Choose every 100 words in the dictionary?
Is there a risk of not getting complete coverage? Example: I keep applying the one-way function to the ciphertext, but the result is never an endpoint of one of my precomputed chains.
password → number ¬ new_password → new_number ¬ ...
Second, both the one-way function '→' and the reduction '¬' are not one-to-one mappings. This process will give you a preimage—i.e. given H it can give some password P such that P → H and you are happy—but that password will not necessarily be the original password! Usually any preimage will do, thankfully, but it's still a problem because this means that two different chains can 'merge' into one. This ties very closely to the question you're asking.

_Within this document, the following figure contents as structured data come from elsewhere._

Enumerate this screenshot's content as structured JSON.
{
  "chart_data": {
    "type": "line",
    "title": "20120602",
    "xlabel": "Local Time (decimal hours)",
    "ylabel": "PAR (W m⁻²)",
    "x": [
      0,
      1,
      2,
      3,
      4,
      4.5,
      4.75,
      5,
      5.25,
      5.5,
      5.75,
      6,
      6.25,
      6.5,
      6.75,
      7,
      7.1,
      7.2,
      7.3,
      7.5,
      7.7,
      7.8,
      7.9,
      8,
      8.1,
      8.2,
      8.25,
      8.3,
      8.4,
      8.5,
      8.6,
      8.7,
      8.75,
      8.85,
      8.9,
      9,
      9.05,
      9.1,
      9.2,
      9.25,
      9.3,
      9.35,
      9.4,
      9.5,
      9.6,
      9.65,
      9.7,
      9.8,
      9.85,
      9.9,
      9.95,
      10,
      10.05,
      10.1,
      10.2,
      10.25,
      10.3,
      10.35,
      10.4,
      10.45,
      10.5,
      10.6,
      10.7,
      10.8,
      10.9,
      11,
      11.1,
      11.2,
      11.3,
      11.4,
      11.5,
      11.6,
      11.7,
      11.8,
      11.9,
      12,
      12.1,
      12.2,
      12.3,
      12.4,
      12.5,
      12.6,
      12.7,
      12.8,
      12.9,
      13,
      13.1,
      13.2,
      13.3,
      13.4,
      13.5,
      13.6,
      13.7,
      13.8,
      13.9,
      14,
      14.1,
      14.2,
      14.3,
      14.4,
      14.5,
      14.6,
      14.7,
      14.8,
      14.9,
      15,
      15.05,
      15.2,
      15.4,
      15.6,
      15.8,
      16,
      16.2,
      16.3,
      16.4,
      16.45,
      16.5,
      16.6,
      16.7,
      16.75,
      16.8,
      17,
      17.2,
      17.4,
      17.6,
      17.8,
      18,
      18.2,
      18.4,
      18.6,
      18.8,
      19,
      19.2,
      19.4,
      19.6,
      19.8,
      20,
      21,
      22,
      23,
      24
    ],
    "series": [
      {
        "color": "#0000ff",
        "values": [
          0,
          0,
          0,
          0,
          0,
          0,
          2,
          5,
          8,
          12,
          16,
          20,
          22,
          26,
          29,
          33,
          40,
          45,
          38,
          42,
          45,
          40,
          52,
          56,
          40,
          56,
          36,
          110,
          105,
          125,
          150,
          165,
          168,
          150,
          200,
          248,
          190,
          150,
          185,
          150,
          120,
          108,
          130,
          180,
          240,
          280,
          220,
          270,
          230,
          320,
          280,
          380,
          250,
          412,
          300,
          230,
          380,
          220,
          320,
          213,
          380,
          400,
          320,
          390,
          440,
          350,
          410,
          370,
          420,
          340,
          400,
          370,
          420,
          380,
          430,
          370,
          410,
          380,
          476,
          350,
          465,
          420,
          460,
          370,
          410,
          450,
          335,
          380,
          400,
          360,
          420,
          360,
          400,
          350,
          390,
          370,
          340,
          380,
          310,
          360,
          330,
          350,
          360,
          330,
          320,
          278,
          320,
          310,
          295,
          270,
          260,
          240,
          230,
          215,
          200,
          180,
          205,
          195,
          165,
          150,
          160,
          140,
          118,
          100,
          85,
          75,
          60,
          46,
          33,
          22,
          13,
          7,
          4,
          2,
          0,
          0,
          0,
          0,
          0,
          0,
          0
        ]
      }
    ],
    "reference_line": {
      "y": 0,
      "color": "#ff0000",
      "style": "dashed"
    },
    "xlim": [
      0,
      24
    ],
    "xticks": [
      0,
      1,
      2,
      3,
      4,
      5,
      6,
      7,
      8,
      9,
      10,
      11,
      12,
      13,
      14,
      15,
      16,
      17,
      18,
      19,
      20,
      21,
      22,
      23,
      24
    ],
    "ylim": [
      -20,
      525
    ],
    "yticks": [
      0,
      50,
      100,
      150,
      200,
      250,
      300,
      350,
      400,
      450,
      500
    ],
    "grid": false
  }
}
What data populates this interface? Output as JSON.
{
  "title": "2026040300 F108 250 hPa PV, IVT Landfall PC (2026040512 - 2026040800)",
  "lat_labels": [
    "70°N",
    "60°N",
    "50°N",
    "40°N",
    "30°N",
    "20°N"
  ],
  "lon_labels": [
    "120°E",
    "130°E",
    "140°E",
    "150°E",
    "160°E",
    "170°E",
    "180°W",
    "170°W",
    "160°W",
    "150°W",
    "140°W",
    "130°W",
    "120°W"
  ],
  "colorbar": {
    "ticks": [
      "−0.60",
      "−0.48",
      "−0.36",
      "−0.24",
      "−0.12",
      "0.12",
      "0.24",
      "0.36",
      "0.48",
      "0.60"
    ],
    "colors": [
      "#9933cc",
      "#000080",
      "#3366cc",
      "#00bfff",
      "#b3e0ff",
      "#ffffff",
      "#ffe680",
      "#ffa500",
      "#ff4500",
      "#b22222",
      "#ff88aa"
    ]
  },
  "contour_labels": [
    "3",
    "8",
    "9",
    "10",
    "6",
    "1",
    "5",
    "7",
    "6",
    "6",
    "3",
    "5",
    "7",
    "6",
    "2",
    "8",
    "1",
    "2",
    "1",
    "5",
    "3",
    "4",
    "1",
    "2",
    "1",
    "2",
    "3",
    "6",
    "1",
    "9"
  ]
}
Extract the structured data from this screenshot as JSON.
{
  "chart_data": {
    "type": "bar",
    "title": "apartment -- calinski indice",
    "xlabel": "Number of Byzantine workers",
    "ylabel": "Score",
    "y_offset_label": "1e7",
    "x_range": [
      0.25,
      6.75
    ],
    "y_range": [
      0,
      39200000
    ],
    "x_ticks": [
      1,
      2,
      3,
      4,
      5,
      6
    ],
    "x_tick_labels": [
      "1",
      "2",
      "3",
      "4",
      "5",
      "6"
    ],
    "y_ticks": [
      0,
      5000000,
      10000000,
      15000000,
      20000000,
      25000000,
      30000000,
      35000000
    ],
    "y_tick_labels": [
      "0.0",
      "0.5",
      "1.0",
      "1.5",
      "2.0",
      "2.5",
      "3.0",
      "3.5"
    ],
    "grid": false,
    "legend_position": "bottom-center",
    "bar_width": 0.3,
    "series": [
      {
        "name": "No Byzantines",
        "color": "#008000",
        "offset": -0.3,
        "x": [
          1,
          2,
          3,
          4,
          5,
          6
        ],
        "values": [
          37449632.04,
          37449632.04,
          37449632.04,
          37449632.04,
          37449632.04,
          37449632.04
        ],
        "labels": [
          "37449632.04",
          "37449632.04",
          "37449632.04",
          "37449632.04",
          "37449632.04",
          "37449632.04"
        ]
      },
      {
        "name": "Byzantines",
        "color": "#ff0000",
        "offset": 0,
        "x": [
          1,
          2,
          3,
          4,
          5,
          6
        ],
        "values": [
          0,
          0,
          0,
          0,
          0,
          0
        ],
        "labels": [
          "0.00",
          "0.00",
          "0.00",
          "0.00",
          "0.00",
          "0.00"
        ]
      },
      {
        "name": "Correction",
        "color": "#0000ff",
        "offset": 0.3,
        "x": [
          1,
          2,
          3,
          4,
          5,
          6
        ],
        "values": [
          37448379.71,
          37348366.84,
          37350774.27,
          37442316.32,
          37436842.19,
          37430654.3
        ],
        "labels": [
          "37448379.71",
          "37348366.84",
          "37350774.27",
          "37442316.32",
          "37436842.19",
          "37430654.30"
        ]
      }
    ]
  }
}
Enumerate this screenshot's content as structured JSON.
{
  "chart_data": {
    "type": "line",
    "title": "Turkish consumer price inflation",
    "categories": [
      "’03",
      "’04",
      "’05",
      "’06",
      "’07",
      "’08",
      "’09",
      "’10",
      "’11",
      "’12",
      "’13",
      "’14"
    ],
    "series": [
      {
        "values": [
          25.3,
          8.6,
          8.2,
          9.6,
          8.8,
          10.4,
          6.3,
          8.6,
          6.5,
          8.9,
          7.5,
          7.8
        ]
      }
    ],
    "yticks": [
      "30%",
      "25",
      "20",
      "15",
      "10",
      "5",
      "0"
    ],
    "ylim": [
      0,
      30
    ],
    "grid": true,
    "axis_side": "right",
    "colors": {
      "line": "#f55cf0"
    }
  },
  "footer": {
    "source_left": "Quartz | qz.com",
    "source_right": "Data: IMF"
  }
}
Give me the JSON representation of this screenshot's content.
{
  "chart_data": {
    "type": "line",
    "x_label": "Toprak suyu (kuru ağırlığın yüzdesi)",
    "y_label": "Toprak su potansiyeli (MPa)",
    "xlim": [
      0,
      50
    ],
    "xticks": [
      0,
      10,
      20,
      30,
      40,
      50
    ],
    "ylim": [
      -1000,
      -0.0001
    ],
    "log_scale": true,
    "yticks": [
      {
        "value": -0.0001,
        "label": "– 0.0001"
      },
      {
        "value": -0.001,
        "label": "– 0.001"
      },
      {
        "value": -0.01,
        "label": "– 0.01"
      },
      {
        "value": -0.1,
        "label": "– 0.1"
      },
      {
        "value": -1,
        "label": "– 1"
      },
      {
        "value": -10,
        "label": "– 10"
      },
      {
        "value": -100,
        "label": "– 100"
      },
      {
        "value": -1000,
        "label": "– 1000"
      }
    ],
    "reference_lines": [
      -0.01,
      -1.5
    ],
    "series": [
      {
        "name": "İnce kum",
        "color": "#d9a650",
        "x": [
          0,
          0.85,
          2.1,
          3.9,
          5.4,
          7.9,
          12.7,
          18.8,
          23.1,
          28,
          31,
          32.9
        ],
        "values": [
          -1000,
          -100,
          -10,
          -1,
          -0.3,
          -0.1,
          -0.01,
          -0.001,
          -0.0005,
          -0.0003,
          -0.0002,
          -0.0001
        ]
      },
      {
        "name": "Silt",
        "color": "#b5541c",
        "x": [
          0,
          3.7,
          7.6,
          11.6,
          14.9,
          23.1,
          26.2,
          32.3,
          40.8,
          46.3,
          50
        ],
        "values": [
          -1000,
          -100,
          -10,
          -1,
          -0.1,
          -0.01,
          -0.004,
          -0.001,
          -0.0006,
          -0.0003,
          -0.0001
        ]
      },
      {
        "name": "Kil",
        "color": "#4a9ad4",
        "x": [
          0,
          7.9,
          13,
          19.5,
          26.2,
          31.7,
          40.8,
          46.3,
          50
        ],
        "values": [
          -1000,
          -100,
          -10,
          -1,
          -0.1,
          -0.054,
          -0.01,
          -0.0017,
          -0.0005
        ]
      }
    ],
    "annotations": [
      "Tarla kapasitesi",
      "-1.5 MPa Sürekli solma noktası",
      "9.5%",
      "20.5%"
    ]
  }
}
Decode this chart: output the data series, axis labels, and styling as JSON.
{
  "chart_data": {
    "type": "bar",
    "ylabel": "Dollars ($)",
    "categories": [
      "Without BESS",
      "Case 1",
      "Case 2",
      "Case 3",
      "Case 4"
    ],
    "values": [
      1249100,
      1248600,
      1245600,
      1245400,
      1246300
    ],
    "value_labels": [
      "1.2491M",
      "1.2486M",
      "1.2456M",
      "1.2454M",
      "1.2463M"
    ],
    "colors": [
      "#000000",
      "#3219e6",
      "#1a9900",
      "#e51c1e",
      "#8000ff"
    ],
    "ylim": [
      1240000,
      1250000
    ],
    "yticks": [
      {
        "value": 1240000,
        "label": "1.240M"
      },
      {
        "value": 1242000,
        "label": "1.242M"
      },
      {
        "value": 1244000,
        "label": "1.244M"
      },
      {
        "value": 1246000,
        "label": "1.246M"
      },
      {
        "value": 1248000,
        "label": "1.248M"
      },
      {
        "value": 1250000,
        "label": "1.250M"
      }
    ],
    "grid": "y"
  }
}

As you have surmised, 100% coverage of the input domain is also really hard to achieve because you can't control which words the one-way function (and therefore the reduction) is going to choose! Many rainbow tables just settle for some inaccuracy -- so if you cover 99.9% of the input domain, you don't worry about trying to get all of the other 0.1%.
The reason these two completely different-sounding things are connected is that if you think about it, if you find one of those 0.1% and feed it to your hash function and then the reduction -- there's actually a 99.9% chance that you end up on a chain you already have! So you have these super-short chains which immediately merge into other chains!
If you were trying to compress by a factor of 1000, then you might choose a chain length of 2000, try for 99.95% coverage, and then store these missing 0.05% as a separate lookup table -- then between the two tables you have 100% coverage. Or, you might choose a chain length of 1000 with, say, a 99% coverage, and just accept a 1% failure rate on hashes. Either one is acceptable depending on how you store the chains and how much work you want to do to ensure coverage.
Good hash functions are specifically designed to make hash collisions like that as rare as possible, so in practice the compression ratio will be strongly correlated to the chain length, but you can still have instances where one hash value is slightly more common than another. The result is just that if you use a chain length of 100, the compression ratio in practice will be slightly worse than 100:1.
As to how to choose the heads of the chains, I suspect the answer for getting the absolute optimal choices will either be NP complete or will involve some application of linear algebra. If all else fails you could just keep adding random chains rooted in a value that isn't in any existing chain until you have full coverage. I don't know what people do in practice.